Fiscalização identifica azeites adulterados e interdita marcas vendidas no Brasil
Ministério da Agricultura detecta fraudes em rótulos e suspende venda de lotes com óleo vegetal misturado; consumidor deve evitar produtos irregulares
Uma operação do Ministério da Agricultura e Pecuária (Mapa) identificou adulterações graves em marcas de azeite de oliva vendidas em supermercados de diferentes estados brasileiros.

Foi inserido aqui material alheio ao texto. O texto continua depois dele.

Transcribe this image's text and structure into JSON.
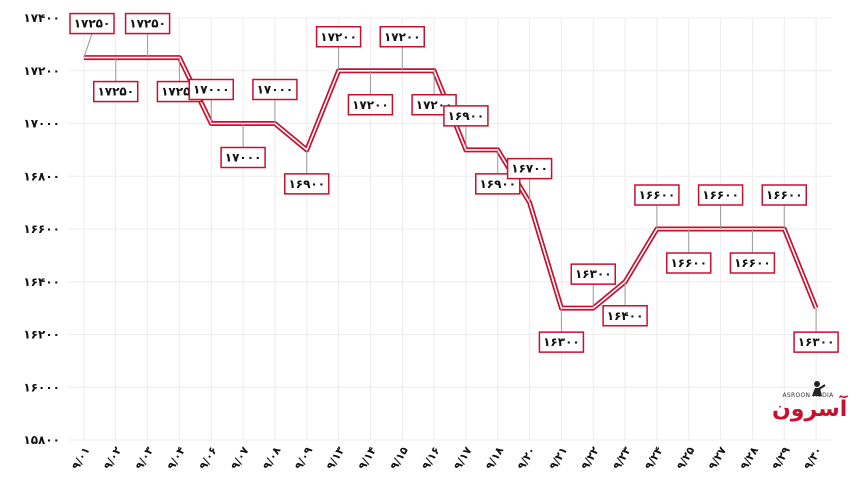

A fiscalização resultou na interdição de 25 marcas ou lotes, por fraude na composição dos produtos, que se apresentavam como azeite de oliva, mas continham misturas com outros óleos vegetais.

As irregularidades foram descobertas por meio de análises laboratoriais realizadas em amostras coletadas em pontos de venda. Em muitos casos, os testes identificaram presença de óleo de soja, milho ou outros óleos refinados, que não constavam nos rótulos. Essa prática é considerada infração grave, já que engana o consumidor e compromete a qualidade nutricional e o valor do produto.
De acordo com o Mapa, os azeites adulterados foram desclassificados, e os responsáveis — incluindo distribuidores e importadores — poderão responder administrativamente pelas infrações, além de sofrer sanções como multas, retirada dos produtos do mercado e até suspensão de atividades. Os nomes das marcas irregulares foram encaminhados para os órgãos de defesa do consumidor e agências estaduais de vigilância sanitária.
A pasta informou ainda que a operação é parte de um esforço contínuo para combater fraudes recorrentes nesse setor. O azeite de oliva é um dos produtos mais frequentemente alvo de adulteração no Brasil, devido à sua alta valorização no mercado e dificuldade de identificação de misturas por parte dos consumidores.
O Mapa orienta os consumidores que desconfiem de preços muito abaixo da média de mercado e verifiquem no rótulo se o azeite é extra virgem, nacional ou importado, e se possui registro válido no órgão competente. Em caso de suspeita ou reações adversas, o consumidor deve informar imediatamente os canais oficiais do Ministério ou da Anvisa.
Até o momento, não há registros de problemas de saúde causados pelo consumo dos produtos adulterados, mas as autoridades reforçam que o uso contínuo de óleos de procedência desconhecida pode representar risco, especialmente para pessoas com restrições alimentares.